Justice Edwin Cameron and members of the Big Voice London Project

‘I want to tell you a story about the law’. So began Justice Edwin Cameron’s speech at the event ‘Equality and the Law’, organized by Big Voice London and the Commonwealth in England Barrister’s Association, and chaired by Ingrid Simler QC.

The event featured three judges from different jurisdictions: Justice Edwin Cameron of the Constitutional Court of South Africa, Lord Kerr of the Supreme Court and Justice Taffassee Yirga of the Federal Court of Ethiopia. Each spoke of their own experience of the link between equality and the law.

There were recurring themes through all three speeches: the difficulty of ensuring that equality and legal access enshrined in law is enforced in practice, and the challenge of ensuring access to justice in the face of budgetary constraints.

Justice Cameron’s account of law in South Africa raised fascinating questions as to how a country can use the rule of law to support an entirely unlawful system of government. In reaction to this, following the end of apartheid equality and diversity have become the watchwords of the South African Constitution. It is the first written constitution to protect sexual orientation, an issue of particular relevance to Justice Cameron who one of the few openly gay holders of public office in South Africa, and also protects diversity of language.

However, Cameron recognized that enshrining equality in legal principle is often only the starting point in ensuring equality in practice. The challenges to equality often lie in non-legal inbuilt social prejudices. Cameron made it clear that while the law can used as a framework upon which to build an equal society, genuine equality is a result of more subtle social changes.

The difficulty of ensuring legislative principle is enforced in practice was also referred to by Lord Kerr and Justice Yirga. Lord Kerr spoke of his experience growing up in Northern Ireland and the importance of legislation ensuring equal access to education and the prevention of discrimination on the grounds of religion in employment. He argued that peace, however, is unlikely to be achieved in Northern Ireland without fully integrated education.

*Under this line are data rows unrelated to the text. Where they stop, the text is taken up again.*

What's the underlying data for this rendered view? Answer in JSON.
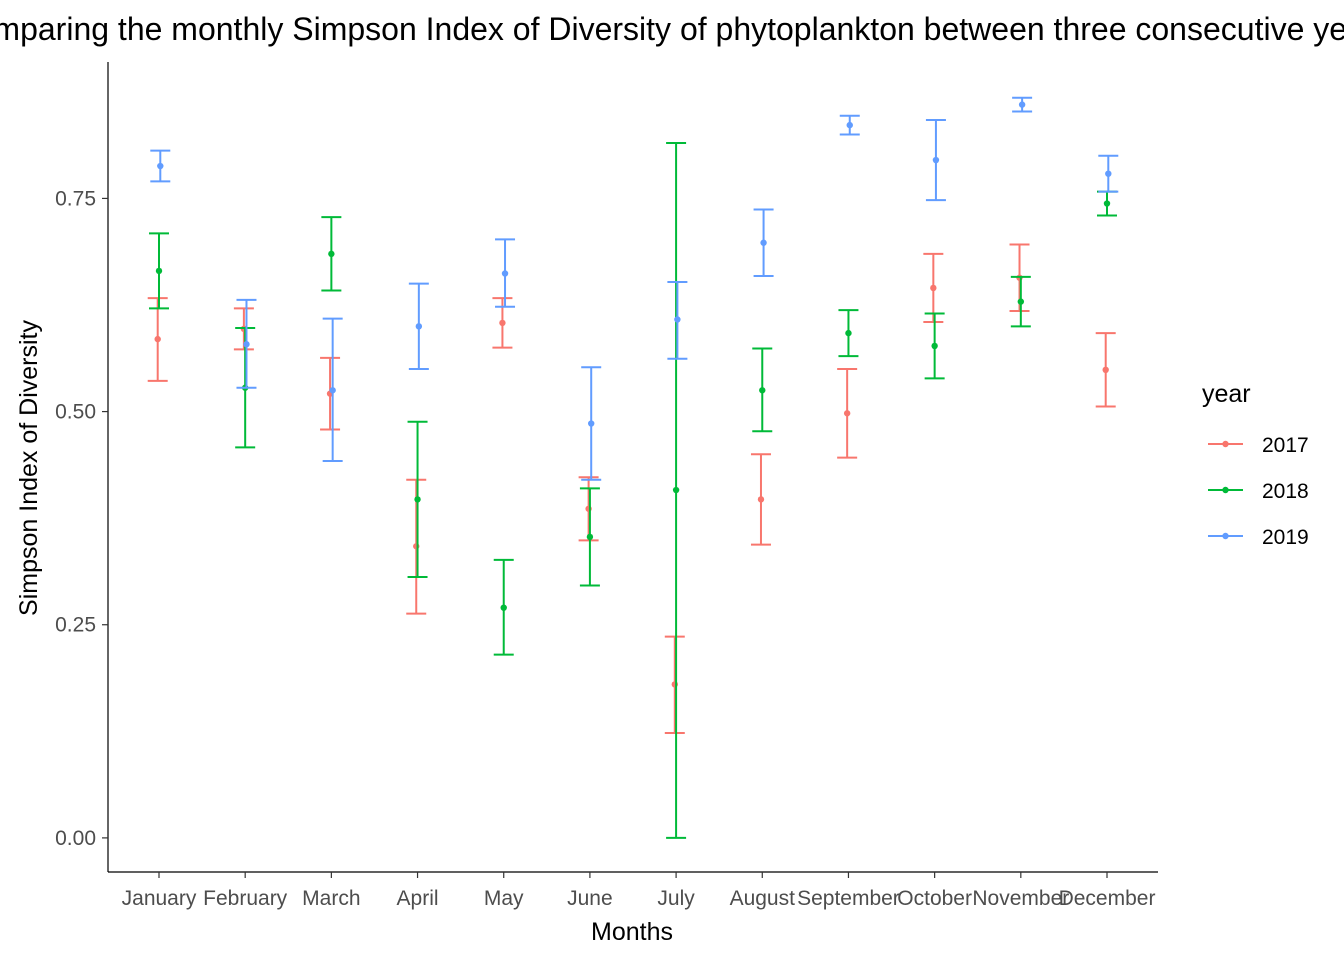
{
  "chart_data": {
    "type": "scatter",
    "title": "Comparing the monthly Simpson Index of Diversity of phytoplankton between three consecutive years",
    "xlabel": "Months",
    "ylabel": "Simpson Index of Diversity",
    "categories": [
      "January",
      "February",
      "March",
      "April",
      "May",
      "June",
      "July",
      "August",
      "September",
      "October",
      "November",
      "December"
    ],
    "y_ticks": [
      "0.00",
      "0.25",
      "0.50",
      "0.75"
    ],
    "y_tick_values": [
      0,
      0.25,
      0.5,
      0.75
    ],
    "ylim": [
      -0.04,
      0.91
    ],
    "grid": false,
    "legend": {
      "title": "year",
      "placement": "right"
    },
    "series": [
      {
        "name": "2017",
        "color": "#F8766D",
        "values": [
          0.585,
          0.597,
          0.521,
          0.342,
          0.604,
          0.386,
          0.18,
          0.397,
          0.498,
          0.645,
          0.657,
          0.549
        ],
        "lower": [
          0.536,
          0.573,
          0.479,
          0.263,
          0.575,
          0.349,
          0.123,
          0.344,
          0.446,
          0.605,
          0.618,
          0.506
        ],
        "upper": [
          0.633,
          0.621,
          0.563,
          0.42,
          0.633,
          0.423,
          0.236,
          0.45,
          0.55,
          0.685,
          0.696,
          0.592
        ]
      },
      {
        "name": "2018",
        "color": "#00BA38",
        "values": [
          0.665,
          0.528,
          0.685,
          0.397,
          0.27,
          0.353,
          0.408,
          0.525,
          0.592,
          0.577,
          0.629,
          0.744
        ],
        "lower": [
          0.621,
          0.458,
          0.642,
          0.306,
          0.215,
          0.296,
          0.0,
          0.477,
          0.565,
          0.539,
          0.6,
          0.73
        ],
        "upper": [
          0.709,
          0.598,
          0.728,
          0.488,
          0.326,
          0.41,
          0.815,
          0.574,
          0.619,
          0.615,
          0.658,
          0.758
        ]
      },
      {
        "name": "2019",
        "color": "#619CFF",
        "values": [
          0.788,
          0.579,
          0.525,
          0.6,
          0.662,
          0.486,
          0.608,
          0.698,
          0.836,
          0.795,
          0.86,
          0.779
        ],
        "lower": [
          0.77,
          0.528,
          0.442,
          0.55,
          0.623,
          0.42,
          0.562,
          0.659,
          0.825,
          0.748,
          0.852,
          0.758
        ],
        "upper": [
          0.806,
          0.631,
          0.609,
          0.65,
          0.702,
          0.552,
          0.652,
          0.737,
          0.847,
          0.842,
          0.868,
          0.8
        ]
      }
    ]
  }
}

Justice Yirga explicitly highlighted the challenge of corruption in Ethiopia to legal access and equality. While all people are treated equally before the law a lack of financial resources means that laws cannot always be implemented or enforced.

Inevitably, the question of legal diversity was also discussed, and the lack of female judges and those from black, minority and ethnic groups on the bench. Quotas have been suggested, but Lord Kerr was reluctant to embrace them as a solution, referring to them as the ‘nuclear option’.

While it is clear that quotas carry risks of perceptions of tokenism, it is also clear that the judiciary cannot wait much longer for the long anticipated ‘trickle up effect’, as increasing numbers of female lawyers take seats upon the bench, to come to fruition.

The inherent value of events that bring together experts from disparate jurisdictions is in highlighting what can be learnt from each other. South Africa has a highly successful training scheme for female judicial candidates, which could be a transferable model. Comparison also highlights that the United Kingdom has reason to be grateful in some respects. Neither Ethiopia or South Africa have such a widespread legal aid scheme, and while the UK may face cuts Lord Kerr predicted that this may well result in challenges being bought by litigants asserting their right to indispensable legal representation.

What was clear in all three speeches was the enthusiasm and faith that all speakers had in the power of law, despite its limitations, to help achieve and promote genuine social change. As Justice Cameron stated ‘what an extraordinary idea the law is, principles and standards that can be checked by everyone.’